Blue Line

Winnipeg man dead after police try to pick him up due to mental health concerns

February 14, 2024  By Brittany Hobson, The Canadian Press

Feb. 14, 2024, Winnipeg, Man. – Manitoba’s police watchdog is investigating the death of a Winnipeg man after police fatally shot the man while trying to hospitalize him for mental health concerns.

Police said officers went to the North End home of the 59-year-old man on Tuesday morning to take him to the hospital for a non-voluntary examination under the province’s Mental Health Act.

At a news conference on Wednesday, police said when officers arrived the man answered the door allegedly holding a crowbar and seemed agitated.

When they tried to approach the man, he discharged a fire extinguisher before locking himself inside the home. The officers made several attempts to speak with man but weren’t successful.


They were eventually able to get inside the home and tried to speak with the man who eventually barricaded himself in an upstairs bedroom.

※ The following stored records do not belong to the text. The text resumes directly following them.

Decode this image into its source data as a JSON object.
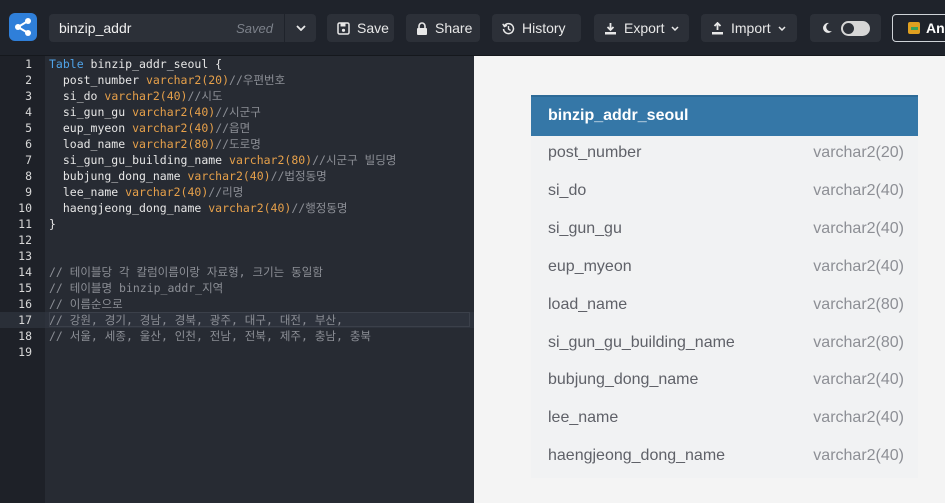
{
  "header": {
    "doc_name": "binzip_addr",
    "save_state": "Saved",
    "buttons": {
      "save": "Save",
      "share": "Share",
      "history": "History",
      "export": "Export",
      "import": "Import",
      "analyze": "Ana"
    }
  },
  "editor": {
    "active_line": 17,
    "lines": [
      {
        "n": "1",
        "kw": "Table",
        "rest": " binzip_addr_seoul {"
      },
      {
        "n": "2",
        "col": "  post_number ",
        "type": "varchar2(20)",
        "cmt": "//우편번호"
      },
      {
        "n": "3",
        "col": "  si_do ",
        "type": "varchar2(40)",
        "cmt": "//시도"
      },
      {
        "n": "4",
        "col": "  si_gun_gu ",
        "type": "varchar2(40)",
        "cmt": "//시군구"
      },
      {
        "n": "5",
        "col": "  eup_myeon ",
        "type": "varchar2(40)",
        "cmt": "//읍면"
      },
      {
        "n": "6",
        "col": "  load_name ",
        "type": "varchar2(80)",
        "cmt": "//도로명"
      },
      {
        "n": "7",
        "col": "  si_gun_gu_building_name ",
        "type": "varchar2(80)",
        "cmt": "//시군구 빌딩명"
      },
      {
        "n": "8",
        "col": "  bubjung_dong_name ",
        "type": "varchar2(40)",
        "cmt": "//법정동명"
      },
      {
        "n": "9",
        "col": "  lee_name ",
        "type": "varchar2(40)",
        "cmt": "//리명"
      },
      {
        "n": "10",
        "col": "  haengjeong_dong_name ",
        "type": "varchar2(40)",
        "cmt": "//행정동명"
      },
      {
        "n": "11",
        "plain": "}"
      },
      {
        "n": "12",
        "plain": ""
      },
      {
        "n": "13",
        "plain": ""
      },
      {
        "n": "14",
        "comment": "// 테이블당 각 칼럼이름이랑 자료형, 크기는 동일함"
      },
      {
        "n": "15",
        "comment": "// 테이블명 binzip_addr_지역"
      },
      {
        "n": "16",
        "comment": "// 이름순으로"
      },
      {
        "n": "17",
        "comment": "// 강원, 경기, 경남, 경북, 광주, 대구, 대전, 부산,"
      },
      {
        "n": "18",
        "comment": "// 서울, 세종, 울산, 인천, 전남, 전북, 제주, 충남, 충북"
      },
      {
        "n": "19",
        "plain": ""
      }
    ]
  },
  "diagram": {
    "table_name": "binzip_addr_seoul",
    "columns": [
      {
        "name": "post_number",
        "type": "varchar2(20)"
      },
      {
        "name": "si_do",
        "type": "varchar2(40)"
      },
      {
        "name": "si_gun_gu",
        "type": "varchar2(40)"
      },
      {
        "name": "eup_myeon",
        "type": "varchar2(40)"
      },
      {
        "name": "load_name",
        "type": "varchar2(80)"
      },
      {
        "name": "si_gun_gu_building_name",
        "type": "varchar2(80)"
      },
      {
        "name": "bubjung_dong_name",
        "type": "varchar2(40)"
      },
      {
        "name": "lee_name",
        "type": "varchar2(40)"
      },
      {
        "name": "haengjeong_dong_name",
        "type": "varchar2(40)"
      }
    ]
  },
  "colors": {
    "accent": "#2f7fd9",
    "table_header": "#3577a7",
    "keyword": "#4fa3e8",
    "type": "#e6a04a",
    "comment": "#8c8f96"
  },
  "icons": {
    "logo": "share-nodes-icon",
    "save": "floppy-disk-icon",
    "share": "lock-icon",
    "history": "history-icon",
    "export": "download-icon",
    "import": "upload-icon",
    "theme": "moon-icon",
    "collapse": "chevron-left-icon"
  }
}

Police said the man later left the room allegedly carrying a weapon when police fired their guns.

Deputy Chief Art Stannard said this has impacted the force as no officer wants to be involved in a lethal encounter.

“Police officers take an oath to protect life, and they take that very seriously. They respect the life. They want to help people,” he told reporters. “In this case, they’re mandated by the Mental Health Act to take the male into custody and take him for a medical assessment.”

Officers provided medical care on scene before the man was rushed to hospital in critical condition. He later died from his injuries.

Police said they received the order to pick up the man last week but were unsuccessful in their attempts.

In the past three months, the Independent Investigation Unit of Manitoba has launched other investigations into the deaths of three men who died during police interactions.

Wellness calls continue to be the top citizen-generated call for service the police to handle, said Supt. Bonnie Emerson.

“The level of violence and the calls for service that police are mandated to respond to are escalating,” she said. “Mental health can deeply impact people’s well-being. Events are emotionally charged, and our members have limited information when they’re responding.”

Police were required to detain more than 1,100 people last year under the Mental Health Act.

Emerson said the force relies on a number of community partnerships, but in high-risk situations they can’t call in civilians.

A number of advocates have called for a shift in who responds to mental wellness calls, arguing the presence of uniformed police can escalate a tense situation.

The city started a pilot project in 2021 that pairs up a plainclothes officer with a mental health clinician to respond to people experiencing a mental health crisis when it is deemed safe enough to do so.

Stannard said this wasn’t the case on Tuesday.